The Office of the United States Trade Representative (USTR) yesterday proposed tariffs on around $11 billion worth of European Union (E.U.) goods, including cheese, wine, and ceramic beer steins.

The potential tariffs come in response to E.U. subsidies that support aircraft manufacturer Airbus. The World Trade Organization (WTO) recently found these subsidies caused around $11 billion worth of “adverse effects” to U.S. businesses, a figure the E.U. claims is “greatly exaggerated.”

“Our ultimate goal is to reach an agreement with the E.U. to end all WTO-inconsistent subsidies to large civil aircraft,” U.S. Trade Representative Robert Lighthizer said. “When the E.U. ends these harmful subsidies, the additional U.S. duties imposed in response can be lifted.”
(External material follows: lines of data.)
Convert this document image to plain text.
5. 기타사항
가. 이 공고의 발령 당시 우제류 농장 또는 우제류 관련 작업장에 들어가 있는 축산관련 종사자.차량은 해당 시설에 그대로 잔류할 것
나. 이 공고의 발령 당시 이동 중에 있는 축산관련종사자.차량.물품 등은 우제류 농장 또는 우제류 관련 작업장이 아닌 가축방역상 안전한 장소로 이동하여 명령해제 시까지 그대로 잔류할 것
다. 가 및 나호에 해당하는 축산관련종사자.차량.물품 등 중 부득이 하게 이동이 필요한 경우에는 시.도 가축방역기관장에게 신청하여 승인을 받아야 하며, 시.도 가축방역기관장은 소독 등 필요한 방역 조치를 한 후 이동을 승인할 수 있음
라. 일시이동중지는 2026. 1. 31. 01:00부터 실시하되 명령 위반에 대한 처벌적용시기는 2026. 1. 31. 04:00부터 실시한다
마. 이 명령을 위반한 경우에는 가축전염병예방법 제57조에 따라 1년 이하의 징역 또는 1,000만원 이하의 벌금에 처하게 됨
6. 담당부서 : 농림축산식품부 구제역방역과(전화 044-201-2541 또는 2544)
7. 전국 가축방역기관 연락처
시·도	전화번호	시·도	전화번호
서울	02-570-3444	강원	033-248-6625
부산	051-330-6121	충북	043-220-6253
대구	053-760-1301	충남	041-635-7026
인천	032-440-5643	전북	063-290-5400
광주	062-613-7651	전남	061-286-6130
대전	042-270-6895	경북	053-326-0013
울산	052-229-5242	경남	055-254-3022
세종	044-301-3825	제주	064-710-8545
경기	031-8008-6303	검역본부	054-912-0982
The USTR released a 14-page preliminary list of goods that would be affected by its tariffs. Among the wide-ranging list of items are cheese (including cheddar, Roquefort, stilton, gruyere, and pecorino), Marsala wine, ceramic household steins with pewter lids, lemons (fresh or dried), and virgin olive oil. The list also includes certain aircraft, helicopters, and motorcycles.

The move marks an escalation in trade tensions between the U.S. and the E.U., which started last year when President Trump implemented taxes on imported steel and aluminum from its allies. The E.U. hit back with retaliatory tariffs on U.S. goods, including whiskey, bourbon, Levis jeans, and Harley-Davidson motorcycles.

The effects of the E.U.’s tariffs are already being felt. In March 2019, Jack Daniel’s parent company Brown-Forman reported fears of a $125 million drop in its 2019 financial results and attributed the potential loss to the retaliatory tariffs.